Framlingham College published his obituary in 2003, commending his founding of the Melbourne Supper for Old Framlinghamian.
Craig said his father had been “formed by his traditional British schooling”.
“He was a disciplined and hardworking man – very ‘old school’ – who encouraged me to do my best in life,” he added.
“‘If a job’s worth doing, it’s worth doing well,’ he would say. He didn’t speak much about his life as a child during the war in England. I think he wanted to forget it, much as I was interested in it.”
Craig said he was aware life in Britain was difficult after the war.
“I knew my grandparents left for Australia to give my dad a better life,” he said. “But I didn’t know much about what their wartime experiences in Britain were like.
Read the full letter:
4, St. Helen’s Green,
November 22nd, 1939
Many thanks for your nice interesting letter. I bet you all enjoyed the lecture on deep-sea diving.
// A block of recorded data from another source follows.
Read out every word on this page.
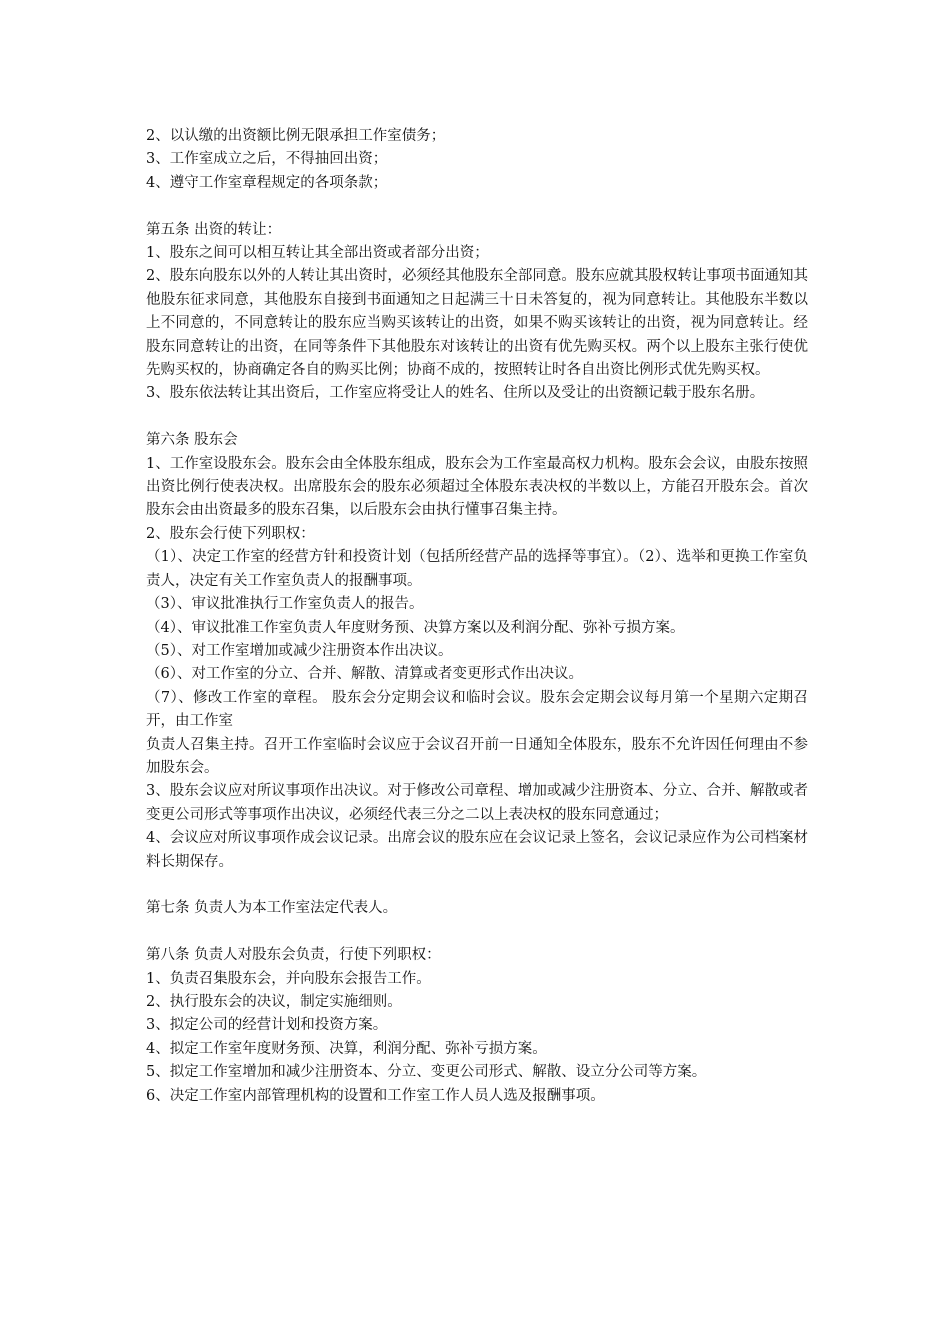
2、以认缴的出资额比例无限承担工作室债务；
3、工作室成立之后，不得抽回出资；
4、遵守工作室章程规定的各项条款；
第五条 出资的转让：
1、股东之间可以相互转让其全部出资或者部分出资；
2、股东向股东以外的人转让其出资时，必须经其他股东全部同意。股东应就其股权转让事项书面通知其他股东征求同意，其他股东自接到书面通知之日起满三十日未答复的，视为同意转让。其他股东半数以上不同意的，不同意转让的股东应当购买该转让的出资，如果不购买该转让的出资，视为同意转让。经股东同意转让的出资，在同等条件下其他股东对该转让的出资有优先购买权。两个以上股东主张行使优先购买权的，协商确定各自的购买比例；协商不成的，按照转让时各自出资比例形式优先购买权。
3、股东依法转让其出资后，工作室应将受让人的姓名、住所以及受让的出资额记载于股东名册。
第六条 股东会
1、工作室设股东会。股东会由全体股东组成，股东会为工作室最高权力机构。股东会会议，由股东按照出资比例行使表决权。出席股东会的股东必须超过全体股东表决权的半数以上，方能召开股东会。首次股东会由出资最多的股东召集，以后股东会由执行懂事召集主持。
2、股东会行使下列职权：
（1）、决定工作室的经营方针和投资计划（包括所经营产品的选择等事宜）。（2）、选举和更换工作室负责人，决定有关工作室负责人的报酬事项。
（3）、审议批准执行工作室负责人的报告。
（4）、审议批准工作室负责人年度财务预、决算方案以及利润分配、弥补亏损方案。
（5）、对工作室增加或减少注册资本作出决议。
（6）、对工作室的分立、合并、解散、清算或者变更形式作出决议。
（7）、修改工作室的章程。 股东会分定期会议和临时会议。股东会定期会议每月第一个星期六定期召开，由工作室
负责人召集主持。召开工作室临时会议应于会议召开前一日通知全体股东，股东不允许因任何理由不参加股东会。
3、股东会议应对所议事项作出决议。对于修改公司章程、增加或减少注册资本、分立、合并、解散或者变更公司形式等事项作出决议，必须经代表三分之二以上表决权的股东同意通过；
4、会议应对所议事项作成会议记录。出席会议的股东应在会议记录上签名，会议记录应作为公司档案材料长期保存。
第七条 负责人为本工作室法定代表人。
第八条 负责人对股东会负责，行使下列职权：
1、负责召集股东会，并向股东会报告工作。
2、执行股东会的决议，制定实施细则。
3、拟定公司的经营计划和投资方案。
4、拟定工作室年度财务预、决算，利润分配、弥补亏损方案。
5、拟定工作室增加和减少注册资本、分立、变更公司形式、解散、设立分公司等方案。
6、决定工作室内部管理机构的设置和工作室工作人员人选及报酬事项。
I would love to be able to see the play, darling. I bet you will make a nice girl. I always said you ought to have been my daughter! Is it fun rehearsing?
I went to London on Monday and returned Tuesday about 6 o’clock. When I got back there was a message waiting for me from Mrs. Watson since 2 o’clock, asking me to go to the quay and help her take all the old clothes I could spare, as the Terakuni Maru (a ship Uncle Charles has travelled on) has been mined and sunk just off this shore and they were bringing in the survivors.
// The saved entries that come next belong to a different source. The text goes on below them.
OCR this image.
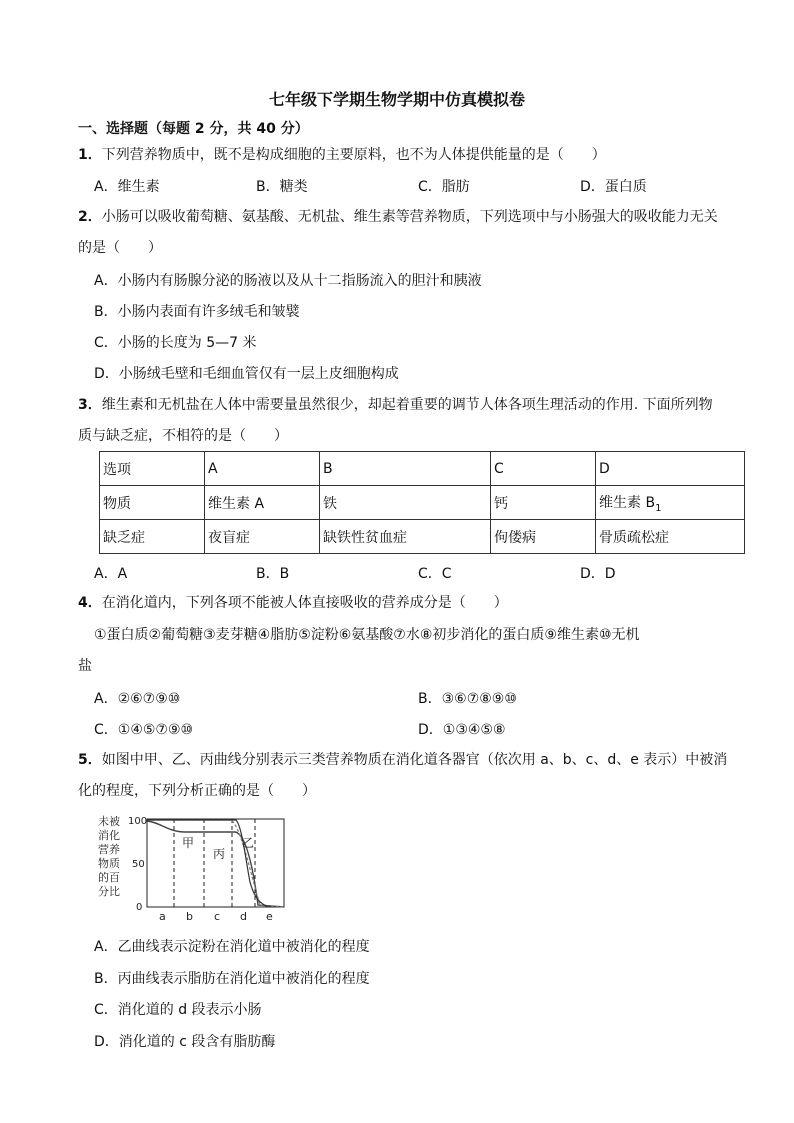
七年级下学期生物学期中仿真模拟卷
一、选择题（每题 2 分，共 40 分）
1．下列营养物质中，既不是构成细胞的主要原料，也不为人体提供能量的是（　　）
A．维生素	B．糖类	C．脂肪	D．蛋白质
2．小肠可以吸收葡萄糖、氨基酸、无机盐、维生素等营养物质，下列选项中与小肠强大的吸收能力无关
的是（　　）
A．小肠内有肠腺分泌的肠液以及从十二指肠流入的胆汁和胰液
B．小肠内表面有许多绒毛和皱襞
C．小肠的长度为 5—7 米
D．小肠绒毛壁和毛细血管仅有一层上皮细胞构成
3．维生素和无机盐在人体中需要量虽然很少，却起着重要的调节人体各项生理活动的作用. 下面所列物
质与缺乏症，不相符的是（　　）
选项	A	B	C	D
物质	维生素 A	铁	钙	维生素 $B_1$
缺乏症	夜盲症	缺铁性贫血症	佝偻病	骨质疏松症
A．A	B．B	C．C	D．D
4．在消化道内，下列各项不能被人体直接吸收的营养成分是（　　）
①蛋白质②葡萄糖③麦芽糖④脂肪⑤淀粉⑥氨基酸⑦水⑧初步消化的蛋白质⑨维生素⑩无机
盐
A．②⑥⑦⑨⑩	B．③⑥⑦⑧⑨⑩
C．①④⑤⑦⑨⑩	D．①③④⑤⑧
5．如图中甲、乙、丙曲线分别表示三类营养物质在消化道各器官（依次用 a、b、c、d、e 表示）中被消
化的程度，下列分析正确的是（　　）
未被
消化
营养
物质
的百
分比
100
50
0
甲
丙
乙
a b c d e
A．乙曲线表示淀粉在消化道中被消化的程度
B．丙曲线表示脂肪在消化道中被消化的程度
C．消化道的 d 段表示小肠
D．消化道的 c 段含有脂肪酶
Of course I rushed off at once but was too late. They had all been given food and hot drinks and dry clothes and had gone up to London.
We sat down for an evening chat with the Watsons. At 9.15, there were two most terrible explosions. One of our own destroyers struck a mine only about 100 yards from the harbour. They brought in about 140 survivors and Daddy and I stayed all night and helped. We gave them hot tea and soup and biscuits. They were practically naked, just wrapped round in old blankets or any old thing and covered in black oil and shivering cold.
The destroyer HMS Gipsy hit by a mine on 21 November 1939, whose rescued sailors Jim’s mother helped to clothe with Jim’s outgrown Sompting Abbotts’ school uniform.
We put them in dry clothes but we had only got women’s clothes for them except two young lads I helped into some clothes of yours and David’s. One has got a pair of your shoes and a Sompting Abbotts’ flannel shirt and your old flannel coat. It was a tight fit but better than nothing.
Some were badly injured and 25 have gone down with the ship. It was a terrible thing and my heart ached for those poor men. They were so brave; they joked and laughed at one another because they looked so funny in women`s clothes. The state they arrived in was pitiful and their poor bare feet were blue with cold. We only had a few pairs of shoes to give out so most had to remain bare footed. There were about four doctors working on those that were badly smashed up.
During this past week about 500 survivors from sunk vessels have been brought in to Harwich and given clothes, drinks, food, care and attention; not a bad effort. The clothes question is the most difficult. I have written to several friends and asked them to send us all the old clothes that they can spare so that we have a good store of warm dry things in case of emergency.
Well darling, I look forward so much to hearing how the play progresses. I bet you all enjoy doing it.
Heaps of love from Daddy. From your loving Mother
PS Hope you got the skates safely. I sent them from the flat.